• Image: UKSC
  • Image: UKSC
  • Image: UKSC
  • Image: UKSC

UK Supreme Court

The Middlesex Guildhall, built between 1912-1914, has been converted and renovated by Feilden+Mawson, as Architects and Technical Advisors, into the home of the newly created UK Supreme Court, which also houses the Judicial Committee of the Privy Council.

The scheme included restoring the Gothic Revival facade and intricate decorative internal features, creating courtrooms, private chambers for justices and advocates, a grand library, offices, a public café, an exhibition space and bespoke artwork and furniture throughout the building. Externally the forecourt was landscaped and benches and sculptures incorporated to redefine the context of the refurbished building.

The project also included the development of innovative new iconography for the UKSC, and the etching of significant pieces of text into various new glazed surfaces as part of the art strategy. The resulting converted building achieved a modern highly specified interior to meet all the Supreme Court needs within an historic setting.

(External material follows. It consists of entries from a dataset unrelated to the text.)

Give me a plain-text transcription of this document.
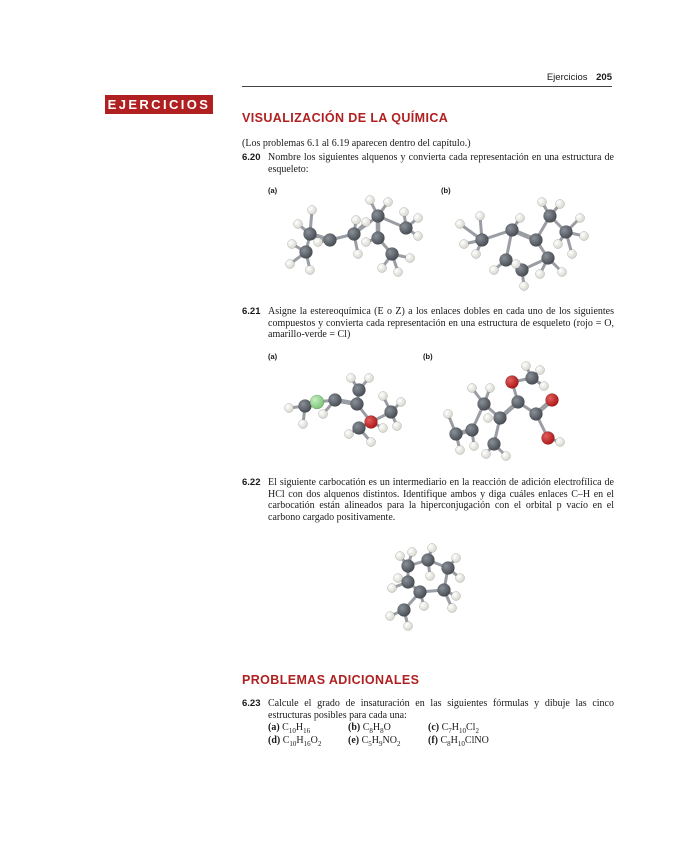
Ejercicios 205
EJERCICIOS
VISUALIZACIÓN DE LA QUÍMICA
(Los problemas 6.1 al 6.19 aparecen dentro del capítulo.)
6.20 Nombre los siguientes alquenos y convierta cada representación en una estructura de esqueleto:
(a)	(b)
6.21 Asigne la estereoquímica (E o Z) a los enlaces dobles en cada uno de los siguientes compuestos y convierta cada representación en una estructura de esqueleto (rojo = O, amarillo-verde = Cl)
(a)	(b)
6.22 El siguiente carbocatión es un intermediario en la reacción de adición electrofílica de HCl con dos alquenos distintos. Identifique ambos y diga cuáles enlaces C–H en el carbocatión están alineados para la hiperconjugación con el orbital p vacío en el carbono cargado positivamente.
PROBLEMAS ADICIONALES
6.23 Calcule el grado de insaturación en las siguientes fórmulas y dibuje las cinco estructuras posibles para cada una:
(a) $C_{10}H_{16}$	(b) $C_8H_8O$	(c) $C_7H_{10}Cl_2$
(d) $C_{10}H_{16}O_2$	(e) $C_5H_9NO_2$	(f) $C_8H_{10}ClNO$
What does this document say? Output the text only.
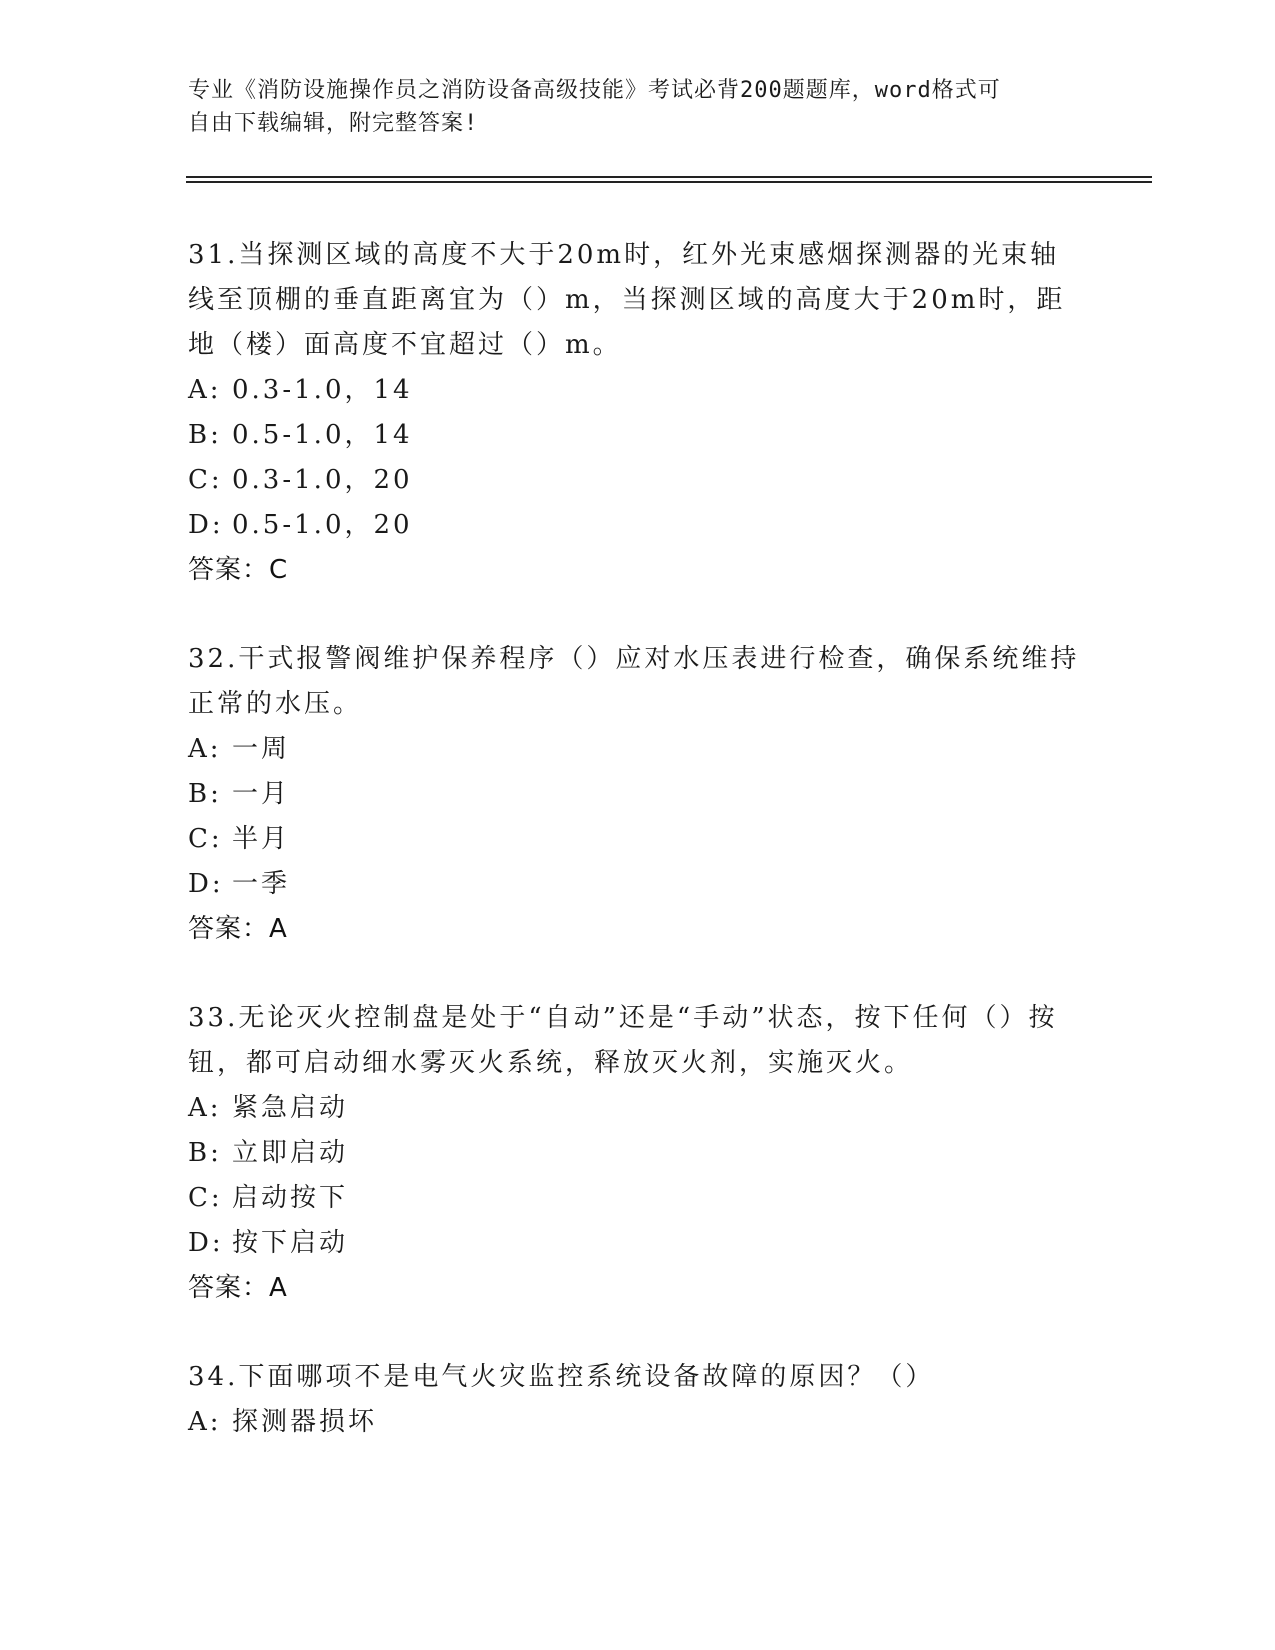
专业《消防设施操作员之消防设备高级技能》考试必背200题题库，word格式可
自由下载编辑，附完整答案!

31.当探测区域的高度不大于20m时，红外光束感烟探测器的光束轴线至顶棚的垂直距离宜为（）m，当探测区域的高度大于20m时，距地（楼）面高度不宜超过（）m。

A: 0.3-1.0，14

B: 0.5-1.0，14

C: 0.3-1.0，20

D: 0.5-1.0，20

答案：C

32.干式报警阀维护保养程序（）应对水压表进行检查，确保系统维持正常的水压。

A: 一周

B: 一月

C: 半月

D: 一季

答案：A

33.无论灭火控制盘是处于“自动”还是“手动”状态，按下任何（）按钮，都可启动细水雾灭火系统，释放灭火剂，实施灭火。

A: 紧急启动

B: 立即启动

C: 启动按下

D: 按下启动

答案：A

34.下面哪项不是电气火灾监控系统设备故障的原因？（）

A: 探测器损坏
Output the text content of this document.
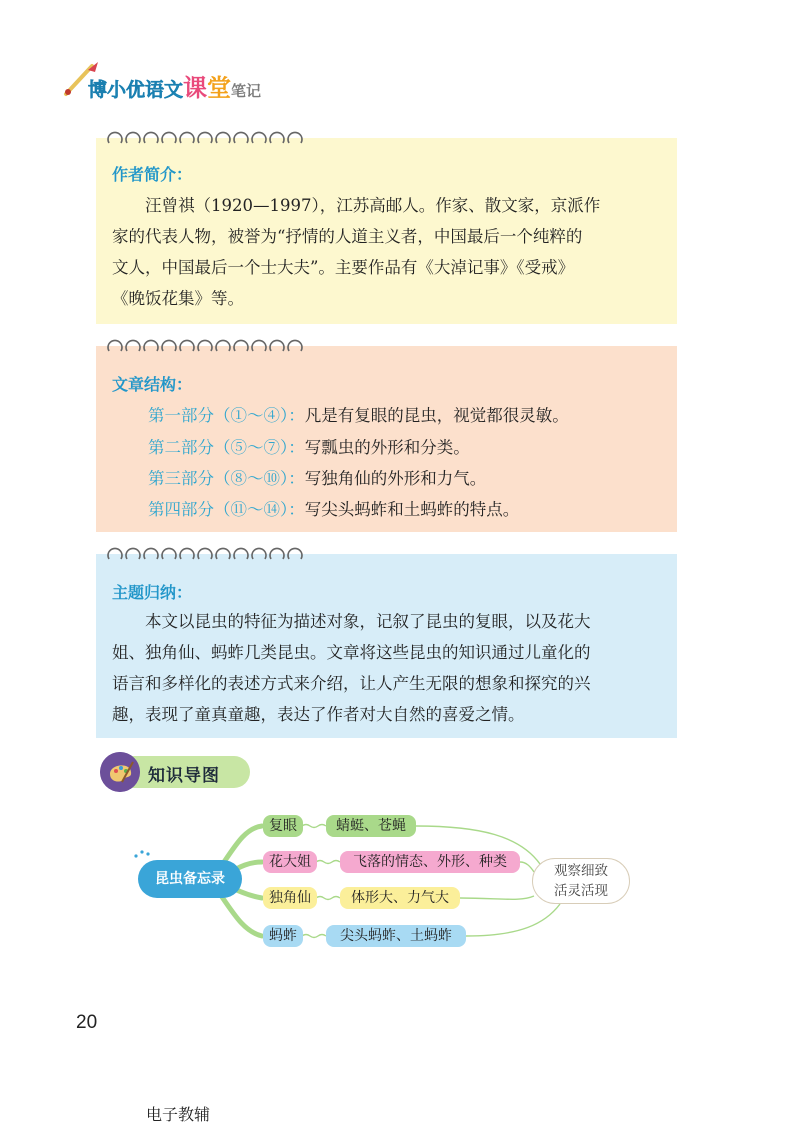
博小优语文课堂笔记
作者简介：
汪曾祺（1920—1997），江苏高邮人。作家、散文家，京派作
家的代表人物，被誉为“抒情的人道主义者，中国最后一个纯粹的
文人，中国最后一个士大夫”。主要作品有《大淖记事》《受戒》
《晚饭花集》等。
文章结构：
第一部分（①～④）：凡是有复眼的昆虫，视觉都很灵敏。
第二部分（⑤～⑦）：写瓢虫的外形和分类。
第三部分（⑧～⑩）：写独角仙的外形和力气。
第四部分（⑪～⑭）：写尖头蚂蚱和土蚂蚱的特点。
主题归纳：
本文以昆虫的特征为描述对象，记叙了昆虫的复眼，以及花大
姐、独角仙、蚂蚱几类昆虫。文章将这些昆虫的知识通过儿童化的
语言和多样化的表述方式来介绍，让人产生无限的想象和探究的兴
趣，表现了童真童趣，表达了作者对大自然的喜爱之情。
知识导图
昆虫备忘录
复眼	蜻蜓、苍蝇
花大姐	飞落的情态、外形、种类
独角仙	体形大、力气大
蚂蚱	尖头蚂蚱、土蚂蚱
观察细致
活灵活现
20
电子教辅
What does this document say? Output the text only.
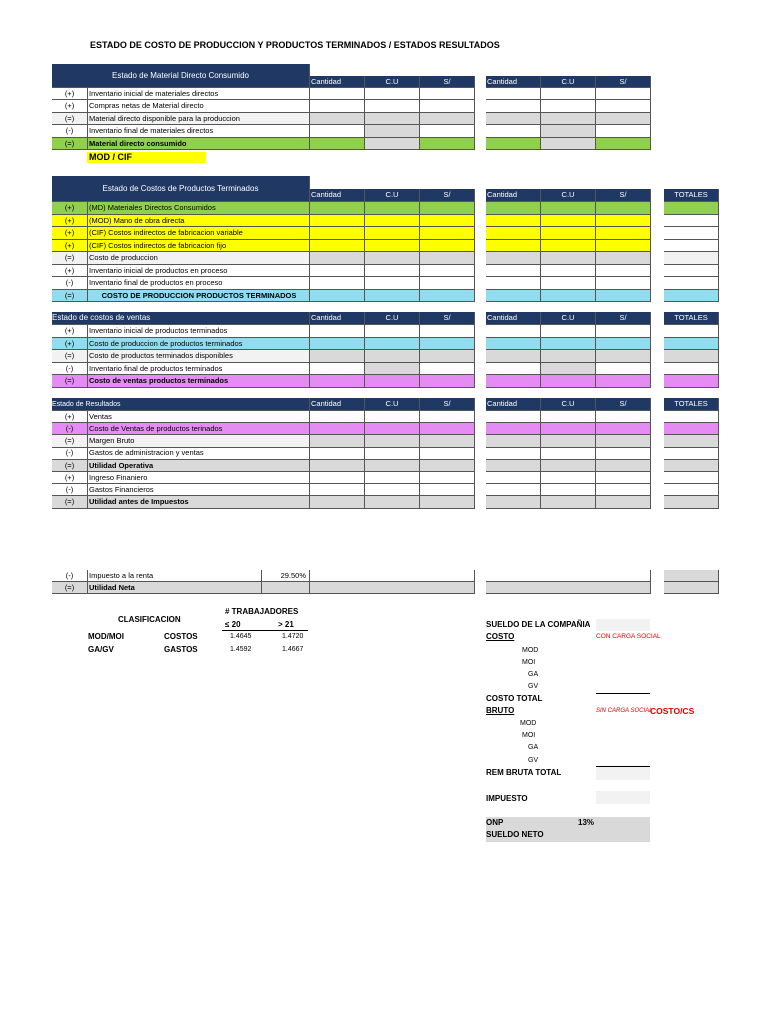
ESTADO DE COSTO DE PRODUCCION Y PRODUCTOS TERMINADOS / ESTADOS RESULTADOS
Estado de Material Directo Consumido
Cantidad	C.U	S/	Cantidad	C.U	S/
(+)	Inventario inicial de materiales directos
(+)	Compras netas de Material directo
(=)	Material directo disponible para la produccion
(-)	Inventario final de materiales directos
(=)	Material directo consumido
MOD / CIF
Estado de Costos de Productos Terminados
Cantidad	C.U	S/	Cantidad	C.U	S/	TOTALES
(+)	(MD) Materiales Directos Consumidos
(+)	(MOD) Mano de obra directa
(+)	(CIF) Costos indirectos de fabricacion variable
(+)	(CIF) Costos indirectos de fabricacion fijo
(=)	Costo de produccion
(+)	Inventario inicial de productos en proceso
(-)	Inventario final de productos en proceso
(=)	COSTO DE PRODUCCION PRODUCTOS TERMINADOS
Estado de costos de ventas	Cantidad	C.U	S/	Cantidad	C.U	S/	TOTALES
(+)	Inventario inicial de productos terminados
(+)	Costo de produccion de productos terminados
(=)	Costo de productos terminados disponibles
(-)	Inventario final de productos terminados
(=)	Costo de ventas productos terminados
Estado de Resultados	Cantidad	C.U	S/	Cantidad	C.U	S/	TOTALES
(+)	Ventas
(-)	Costo de Ventas de productos terinados
(=)	Margen Bruto
(-)	Gastos de administracion y ventas
(=)	Utilidad Operativa
(+)	Ingreso Finaniero
(-)	Gastos Financieros
(=)	Utilidad antes de Impuestos
(-)	Impuesto a la renta	29.50%
(=)	Utilidad Neta
CLASIFICACION
# TRABAJADORES
≤ 20	> 21
MOD/MOI	COSTOS	1.4645	1.4720
GA/GV	GASTOS	1.4592	1.4667
SUELDO DE LA COMPAÑIA
COSTO	CON CARGA SOCIAL
MOD
MOI
GA
GV
COSTO TOTAL
BRUTO	SIN CARGA SOCIAL
COSTO/CS
MOD
MOI
GA
GV
REM BRUTA TOTAL
IMPUESTO
ONP	13%
SUELDO NETO
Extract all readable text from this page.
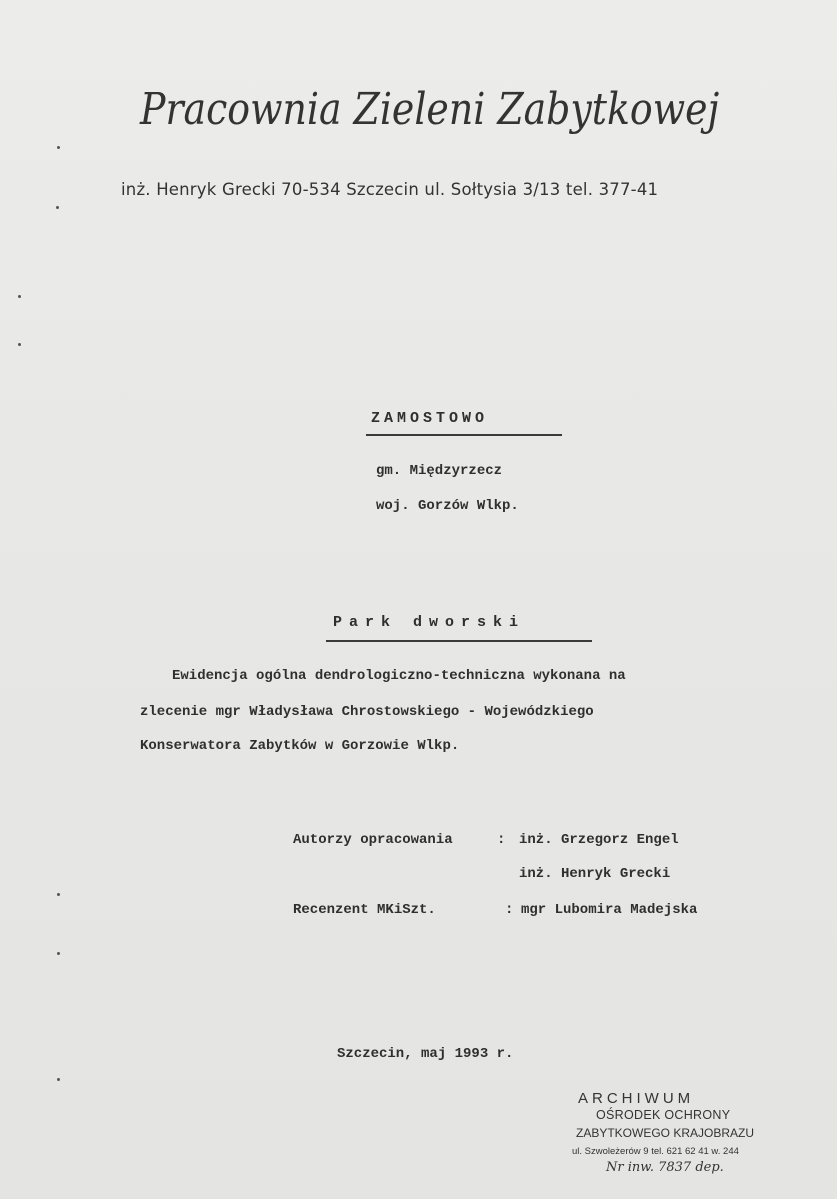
Pracownia Zieleni Zabytkowej
inż. Henryk Grecki 70-534 Szczecin ul. Sołtysia 3/13 tel. 377-41
ZAMOSTOWO
gm. Międzyrzecz
woj. Gorzów Wlkp.
Park dworski
Ewidencja ogólna dendrologiczno-techniczna wykonana na
zlecenie mgr Władysława Chrostowskiego - Wojewódzkiego
Konserwatora Zabytków w Gorzowie Wlkp.
Autorzy opracowania	: inż. Grzegorz Engel
inż. Henryk Grecki
Recenzent MKiSzt.	: mgr Lubomira Madejska
Szczecin, maj 1993 r.
ARCHIWUM
OŚRODEK OCHRONY
ZABYTKOWEGO KRAJOBRAZU
ul. Szwoleżerów 9 tel. 621 62 41 w. 244
Nr inw. 7837 dep.
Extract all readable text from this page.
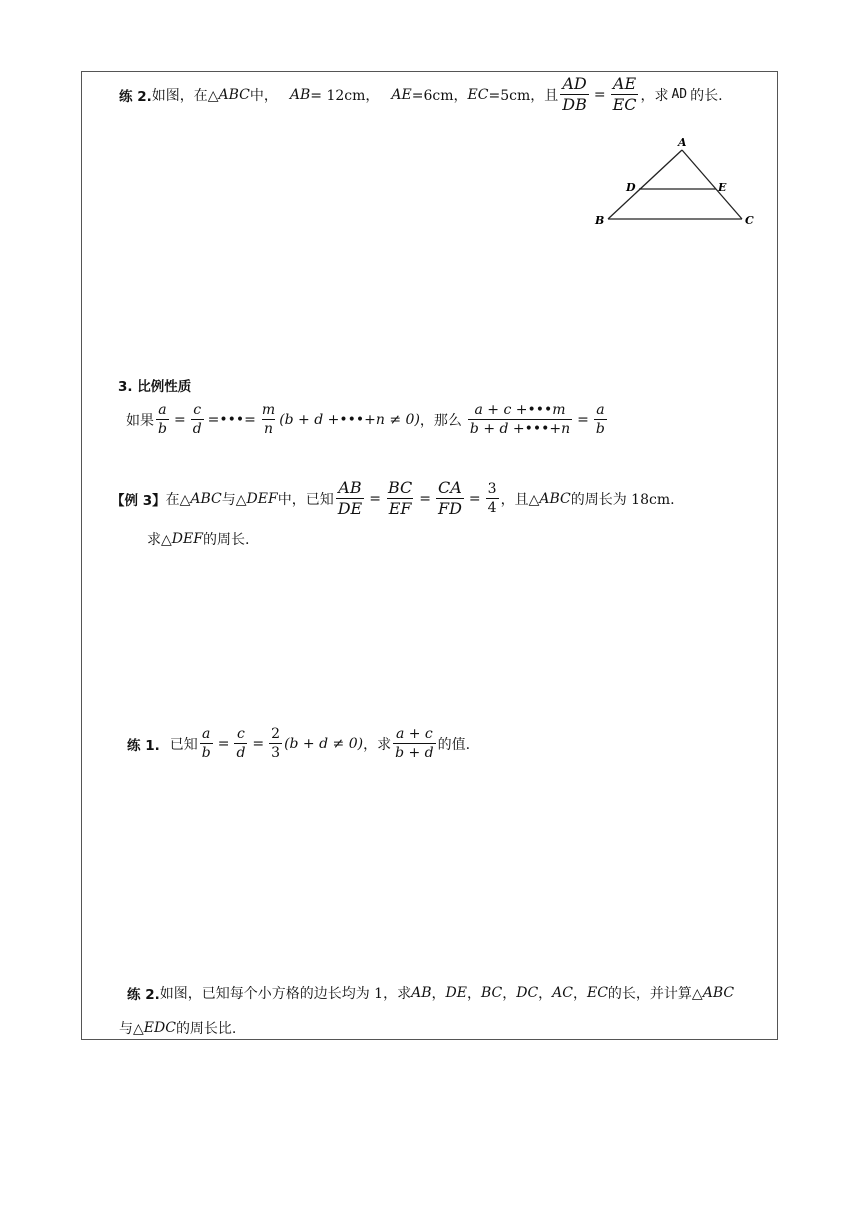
练 2. 如图，在△ ABC 中， AB = 12cm， AE =6cm， EC =5cm，且 $\frac{AD}{DB} = \frac{AE}{EC}$ ，求 AD 的长.
A
B	C
D	E
3. 比例性质
如果 $\frac{a}{b} = \frac{c}{d}$ =•••= $\frac{m}{n} (b + d$ +•••+n ≠ 0) ，那么 $\frac{a + c +•••m}{b + d +•••+n} = \frac{a}{b}$
【例 3】 在△ ABC 与△ DEF 中，已知 $\frac{AB}{DE} = \frac{BC}{EF} = \frac{CA}{FD} = \frac{3}{4}$ ，且△ ABC 的周长为 18cm.
求△ DEF 的周长.
练 1. 已知 $\frac{a}{b} = \frac{c}{d} = \frac{2}{3} (b + d \ne 0)$ ，求 $\frac{a + c}{b + d}$ 的值.
练 2. 如图，已知每个小方格的边长均为 1，求 AB ， DE ， BC ， DC ， AC ， EC 的长，并计算△ ABC
与△ EDC 的周长比.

The secure design was composed of bollards and a bespoke stone seating area in front of the building, which features engravings by letter-sculptor Richard Kindersley. In the entrance hall an artistically engraved security screen ensures an aesthetic solution to the security lane which features the most cutting edge scanning equipment available. These integrated counterterrorism measures won the CPNI Security in the Public Realm Award.

The project received Planning and Listed Building consent in 2006, with construction starting in 2007. It was opened by HM the Queen in October 2009.